I abandoned the pillows. “Yes, I’ll be there.”

She nodded and made a note on her tablet. “Good. I’ll see you at eight, then. Now… will Mr. Sewell be eating in the cafeteria, or should I arrange for something to be brought up? He didn’t give me a concrete answer.”

The sound of something being knocked over followed by a string of colorful, muffled curses came from Dad’s room.

I internally winced but kept my face blank as I answered, “He’ll eat in tonight. Seems he’s… in the zone.”

To her credit, she didn’t push me on it and instead gave me a little pat on the shoulder before walking out the door and moving on to her next patient.

Dad came out moments after the door closed. “That woman is always very interested in me. It’s flattering, but she’s oblivious to my hints that I don’t have the time to indulge such things right now.”

I didn’t have a thing to say to that, but it seemed he didn’t need one, as he then shuffled by me to the couch and clicked on the TV to some random channel.

He made a frustrated noise as he sat down. “I hate the commercials on this TV. They don’t make ’em like they used to. No pizzazz, no story. Never pushing boundaries.”

“I know,” I replied, a surge of fondness for him and his peculiar opinions filling me.

For several minutes, I just stood there, catching my breath as I watched him, enjoying his mild fussing.

“Want me to put on a movie instead?” I asked when the next round of commercials started, and he repeated his earlier sentiments.

Then he ignored me, caught up in a commercial for toilet paper, so I left him to it and went into his bedroom to clean up. I kept my eyes unfocused as I gathered the risqué paintings into a pile in his bedroom and put them in the bottom drawer of his dresser, where they joined countless others.

A caregiver knocked quietly on the door before opening it and wheeling in Dad’s customized, nutritionist-approved meal. I quickly ran two washcloths under the tap in his bathroom, adding soap to one.

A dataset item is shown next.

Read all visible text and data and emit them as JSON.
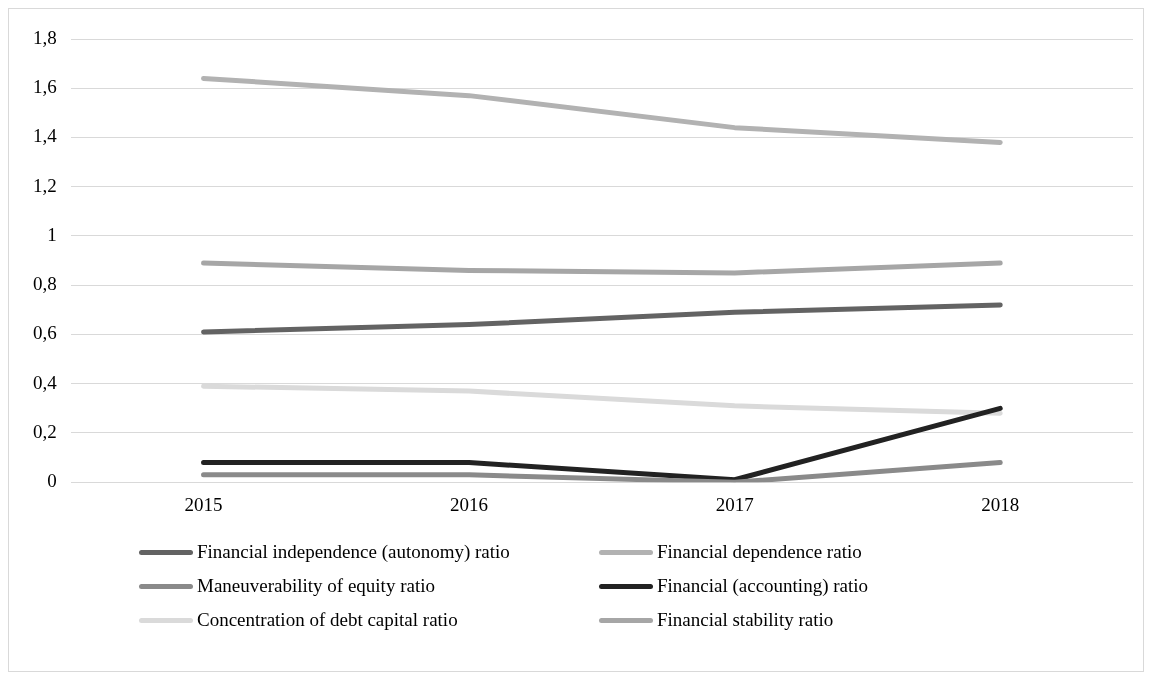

When I joined him at the table, I waved the cloth in front of him, and he automatically stuck out his hand.

The perpetual knot in my chest eased just a fraction. Today, right now, he remembered this.

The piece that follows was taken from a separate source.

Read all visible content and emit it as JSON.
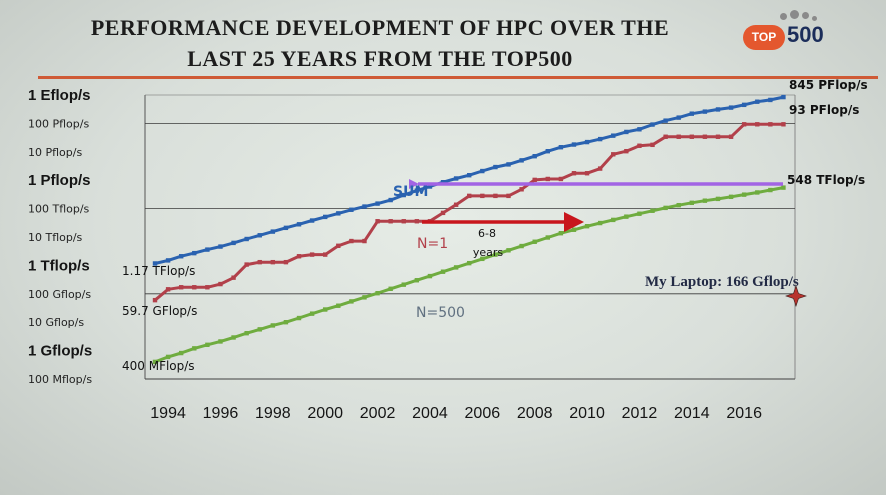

Dad was a gifted artist. I was not. But while I was growing up, he still insisted I create something every day to “get my demons out.” In elementary school, it was modeling clay or coloring when I’d get into fights with kids, usually after they told me I was too mean to dance or made fun of Dad because of rumors the shitheads heard from their parents.

During my teen years, it became more frequent, with him sitting me down at the kitchen table at least twice per day, forcing me to draw my feelings.

He thought every human condition could be solved by art.

If only that were true.

Most nights, even the ones without drama or trauma, we’d sit at the kitchen table together after dinner and draw, color, or paint.

Afterward, we’d clean off each other’s hands with a cloth.

The entire thing was almost ceremonial, and it was always cathartic, even when my demons were only as big as blisters on my toes from my pointe shoes.

There wasn’t a canvas grand enough or a cloth big enough for the demons of the past year.